October 10 – The nuclear test ban treaty (formally known as the Treaty banning Nuclear Weapon Tests In The Atmosphere, In Outer Space And Under Water, signed on August 5, takes effect.

November 2 – 1963 South Vietnamese coup: South Vietnamese President Ngo Dinh Diem is assassinated following a military coup.

November 14 – A volcanic eruption under the sea near Iceland creates a new island, Surtsey.

November 22 – John F. Kennedy assassination: In Dallas, Texas, United States President John F. Kennedy is shot to death, Texas Governor John B. Connally is seriously wounded, and Vice President Lyndon Baines Johnson becomes the 36th President. All television coverage for the next three days is devoted to the assassination, its aftermath, the procession of the horsedrawn casket to the Capitol Rotunda, and the funeral of President Kennedy. Stores and businesses shut down for the entire weekend and Monday, in tribute.

November 24 – Vietnam War: New U.S. President Lyndon B. Johnson confirms that the United States intends to continue supporting South Vietnam militarily and economically.

December 4 – The second period of Second Vatican Council closes.  Vatican II had been interrupted by the death of Pope John XXIII on June 3 and the subsequent election of Pope Paul VI on June 21.

December 19 – Zanzibar gains independence from Great Britain as a constitutional monarchy, under Sultan Jamshid bin Abdullah.

A month later, the bloody Zanzibar Revolution, in which thousands of Arabs and Indians were killed in a genocide and thousands more expelled, established the Republic of Zanzibar and Pemba.  That April, the republic merged with the mainland former colony of Tanganyika, or more accurately, was subsumed by the much larger entity. This United Republic of Tanganyika and Zanzibar was soon renamed as a portmanteau, the United Republic of Tanzania, of which Zanzibar remains a semi-autonomous region.
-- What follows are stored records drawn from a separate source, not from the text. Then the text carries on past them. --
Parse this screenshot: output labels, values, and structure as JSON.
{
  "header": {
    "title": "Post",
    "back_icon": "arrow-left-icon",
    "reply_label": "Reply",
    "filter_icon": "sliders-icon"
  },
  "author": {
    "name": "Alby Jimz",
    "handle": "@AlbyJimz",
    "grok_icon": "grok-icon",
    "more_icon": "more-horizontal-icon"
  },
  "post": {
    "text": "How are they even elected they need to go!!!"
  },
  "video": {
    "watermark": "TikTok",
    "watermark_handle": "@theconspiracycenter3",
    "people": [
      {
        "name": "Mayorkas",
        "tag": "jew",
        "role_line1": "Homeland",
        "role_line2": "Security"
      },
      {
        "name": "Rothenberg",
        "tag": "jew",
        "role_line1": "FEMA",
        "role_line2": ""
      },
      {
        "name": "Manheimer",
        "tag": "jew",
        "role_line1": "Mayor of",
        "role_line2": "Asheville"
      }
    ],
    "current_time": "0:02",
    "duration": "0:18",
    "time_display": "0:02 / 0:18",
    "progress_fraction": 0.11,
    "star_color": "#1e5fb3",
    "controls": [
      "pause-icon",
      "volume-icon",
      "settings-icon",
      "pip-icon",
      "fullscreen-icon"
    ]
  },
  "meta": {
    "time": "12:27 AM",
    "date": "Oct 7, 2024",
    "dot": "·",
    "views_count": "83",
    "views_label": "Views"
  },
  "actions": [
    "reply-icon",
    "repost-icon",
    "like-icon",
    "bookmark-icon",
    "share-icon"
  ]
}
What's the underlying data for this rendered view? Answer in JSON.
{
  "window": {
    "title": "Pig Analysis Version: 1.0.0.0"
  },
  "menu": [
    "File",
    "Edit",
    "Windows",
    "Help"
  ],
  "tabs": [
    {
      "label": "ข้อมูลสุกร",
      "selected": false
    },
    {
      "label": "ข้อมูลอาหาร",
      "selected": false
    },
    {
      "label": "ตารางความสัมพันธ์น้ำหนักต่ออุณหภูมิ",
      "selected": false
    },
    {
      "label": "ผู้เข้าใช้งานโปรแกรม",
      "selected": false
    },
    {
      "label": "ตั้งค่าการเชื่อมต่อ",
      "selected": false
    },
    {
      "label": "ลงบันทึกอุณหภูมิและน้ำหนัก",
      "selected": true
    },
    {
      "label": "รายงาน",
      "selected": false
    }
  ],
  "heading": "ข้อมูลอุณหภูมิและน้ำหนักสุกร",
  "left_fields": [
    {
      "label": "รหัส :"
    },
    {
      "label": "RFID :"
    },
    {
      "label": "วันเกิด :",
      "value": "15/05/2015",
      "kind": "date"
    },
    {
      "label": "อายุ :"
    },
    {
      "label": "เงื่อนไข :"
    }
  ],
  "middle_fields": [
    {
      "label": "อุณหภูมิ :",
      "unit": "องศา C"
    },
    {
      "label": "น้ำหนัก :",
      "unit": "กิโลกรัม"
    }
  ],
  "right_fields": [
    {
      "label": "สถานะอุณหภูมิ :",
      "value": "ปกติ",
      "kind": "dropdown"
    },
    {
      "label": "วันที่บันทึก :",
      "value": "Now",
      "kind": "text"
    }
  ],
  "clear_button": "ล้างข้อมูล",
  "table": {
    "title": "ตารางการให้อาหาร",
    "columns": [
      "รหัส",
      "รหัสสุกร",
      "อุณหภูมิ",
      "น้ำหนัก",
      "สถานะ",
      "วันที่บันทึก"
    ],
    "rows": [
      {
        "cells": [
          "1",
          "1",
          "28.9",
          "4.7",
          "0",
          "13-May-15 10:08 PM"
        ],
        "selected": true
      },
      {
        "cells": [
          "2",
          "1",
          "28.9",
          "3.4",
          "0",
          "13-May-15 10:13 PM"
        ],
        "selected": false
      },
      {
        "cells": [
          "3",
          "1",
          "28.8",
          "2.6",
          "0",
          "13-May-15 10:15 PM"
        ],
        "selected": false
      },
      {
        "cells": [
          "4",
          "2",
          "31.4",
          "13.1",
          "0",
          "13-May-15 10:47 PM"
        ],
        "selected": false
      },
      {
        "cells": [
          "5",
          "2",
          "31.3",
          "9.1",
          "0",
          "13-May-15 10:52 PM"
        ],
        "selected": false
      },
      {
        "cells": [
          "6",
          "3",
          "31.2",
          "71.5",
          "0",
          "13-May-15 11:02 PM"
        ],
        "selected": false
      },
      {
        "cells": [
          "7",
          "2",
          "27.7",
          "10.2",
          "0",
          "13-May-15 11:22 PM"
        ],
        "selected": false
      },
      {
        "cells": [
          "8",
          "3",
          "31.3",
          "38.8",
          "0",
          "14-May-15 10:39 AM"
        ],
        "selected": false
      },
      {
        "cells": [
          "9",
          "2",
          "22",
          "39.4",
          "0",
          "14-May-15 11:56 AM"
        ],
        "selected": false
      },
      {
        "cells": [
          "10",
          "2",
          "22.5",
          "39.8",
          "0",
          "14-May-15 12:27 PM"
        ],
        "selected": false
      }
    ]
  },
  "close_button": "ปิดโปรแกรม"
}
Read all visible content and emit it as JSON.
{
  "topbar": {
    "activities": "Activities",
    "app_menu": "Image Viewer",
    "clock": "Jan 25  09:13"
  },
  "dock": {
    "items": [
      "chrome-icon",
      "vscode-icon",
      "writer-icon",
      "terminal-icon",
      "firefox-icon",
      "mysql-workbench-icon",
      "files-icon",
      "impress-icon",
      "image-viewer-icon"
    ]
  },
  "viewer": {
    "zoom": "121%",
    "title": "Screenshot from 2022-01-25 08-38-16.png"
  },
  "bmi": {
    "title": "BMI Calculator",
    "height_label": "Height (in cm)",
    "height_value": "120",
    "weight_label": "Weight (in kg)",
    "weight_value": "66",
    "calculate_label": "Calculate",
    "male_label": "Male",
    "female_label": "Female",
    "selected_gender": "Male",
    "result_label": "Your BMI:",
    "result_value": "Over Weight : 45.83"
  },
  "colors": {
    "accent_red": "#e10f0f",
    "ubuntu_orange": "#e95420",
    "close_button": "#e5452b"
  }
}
December 26 – I Want to Hold Your Hand and I Saw Her Standing There are released in the U.S., marking the beginning of full-scale Beatlemania.

3 comments

    • Robyn on December 28, 2008 at 21:00
      Author



    Peter, Paul, and Mary:  Puff the Magic Dragon

    The song was never about marijuana, though urban legend made much of that interpretation.

    And there is absolutely no connection between my reviewing these years of civil rights strife and current equal rights efforts.

    Robyn

  1. December 26 – I Want to Hold Your Hand and I Saw Her Standing There are released in the U.S., marking the beginning of full-scale Beatlemania.

    That is the line of demarcation.

    I clearly recall the first time I heard I Want to Hold Your Hand. I’d read little articles in the New York Times in the previous months. When that song came on late at night (the transister under my pillow), unannounced, I knew it had to be that English group.

    Life was never the same after that.

    • Robyn on December 29, 2008 at 07:03
      Author

    …at least this was useful to me.